COMPUTATIONAL AND PHYSIOLOGICAL STUDY OF RETINAL NEURONS

视网膜神经元的计算和生理学研究

• 批准号: 6628661
• 负责人: Robert Francis Miller
• 金额: $ 27.51万
• 依托单位: UNIVERSITY OF MINNESOTA
• 依托单位国家: 美国
• 财政年份: 2000
• 资助国家: 美国
• 起止时间: 2000-02-17 至 2005-01-31
• 项目状态: 已结题
• 来源: https://reporter.nih.gov/project-details/6628661
• 关键词: AMPA receptors; NMDA receptors; Urodela; alternatives to animals in research; amacrine cells; biological models; computer simulation; dendrites; electrophysiology; laboratory rabbit; microelectrodes; model design /development; neural transmission; neurophysiology; neurotransmitter transport; retinal bipolar neuron; retinal ganglion; single cell analysis; synapses; voltage gated channel

This research proposal is designed to improve our understanding of the physiological mechanisms which regulate the excitability of ganglion and amacrine cells in the vertebrate retina. The methods we will use in this study represent a unique combination of modeling and computer simulation analysis together with physiological and morphological experiments. One of the major objectives of this combined study will be to expand and refine a detailed, multichannel model of impulse generation in ganglion cells with special emphasis on the role which dendrites play in contributing to the impulse encoding properties of these cells. For this project we will use patch-electrode techniques directed to studies of the dendrites of single, identified, dissociated ganglion cells to identify and characterize the types of voltage-gated ion channels in dendrites. Data from these studies will be used to refine our ganglion cell model to more accurately reflect the contribution which dendrites make to impulse generation. Similar modeling studies will be carried out in amacrine cells which generate impulse activity. A second phase of this research is to examine the mechanisms of transmitter release from bipolar cell terminals with special emphasis on the ribbon synapses which appear to serve as an amplification device for exocytotic release of glutamate. This approach will also include models of AMPA and NMDA receptors connected to different cellular regions using compartmental models of realistic cell morphologies. Models of the time course of synaptic currents generated by AMPA and NMDA glutamate receptors will be based on kinetic studies we will carry out using rapid perfusion techniques. We will also generate a multiple ion channel model to simulate impulse encoding in mammalian ganglion cells, based on realistic morphologies and impulse train records from whole-cell recordings of cat ganglion cells. The purpose of this research is to formulate models which will work in synergy to guide and enhance our experimental efforts to decipher to mechanisms that are critical for function among third-order retinal neurons.

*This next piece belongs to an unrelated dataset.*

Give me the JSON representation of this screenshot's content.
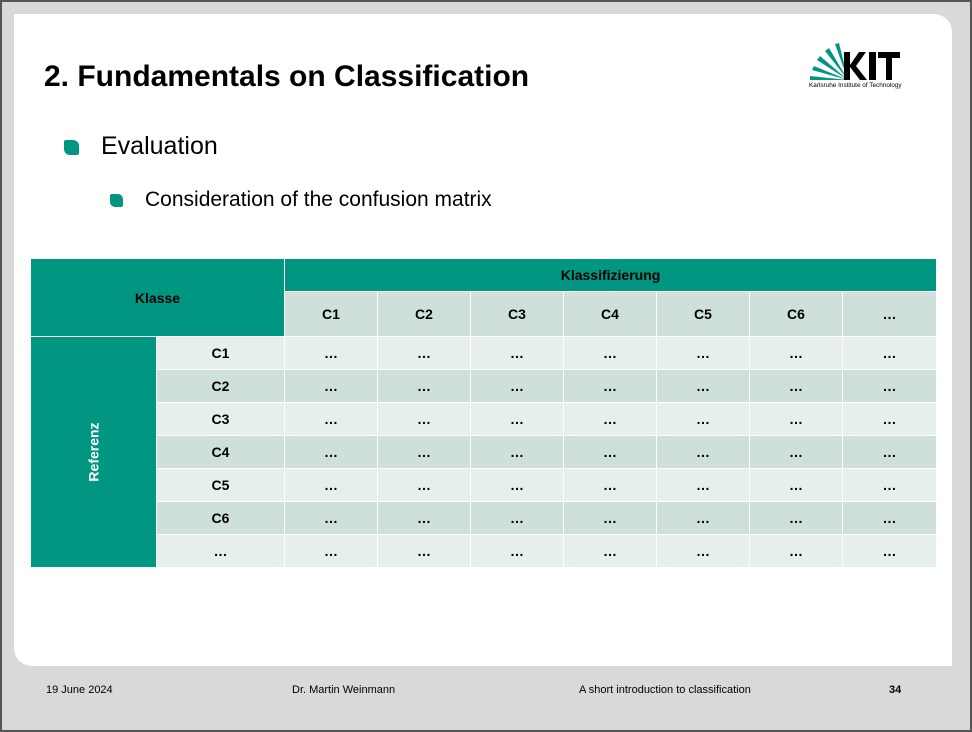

本研究的目的是提高我们对脊椎动物视网膜神经节细胞和无长突细胞兴奋性调节的生理机制的理解。我们将在这项研究中使用的方法代表了一个独特的结合建模和计算机模拟分析，以及生理和形态学实验。这项联合研究的主要目标之一将是扩大和完善一个详细的，多通道的神经节细胞中的冲动产生模型，特别强调树突在这些细胞的冲动编码特性中发挥的作用。在这个项目中，我们将使用贴片电极技术，直接研究单个，确定，解离神经节细胞的树突，以确定和表征树突中电压门控离子通道的类型。这些研究的数据将用于改进我们的神经节细胞模型，以更准确地反映树突对冲动产生的贡献。类似的建模研究将在产生冲动活动的无长突细胞中进行。本研究的第二阶段是研究从双极细胞终端的递质释放的机制，特别强调带状突触，这似乎是作为一个放大装置谷氨酸的胞吐释放。这种方法还将包括AMPA和NMDA受体的模型连接到不同的细胞区域，使用真实的细胞形态的房室模型。AMPA和NMDA谷氨酸受体产生的突触电流的时程模型将基于我们将使用快速灌注技术进行的动力学研究。我们还将生成一个多离子通道模型来模拟哺乳动物神经节细胞中的脉冲编码，基于猫神经节细胞的全细胞记录的真实形态和脉冲串记录。本研究的目的是制定协同工作的模型，以指导和加强我们的实验工作，以破译对三级视网膜神经元功能至关重要的机制。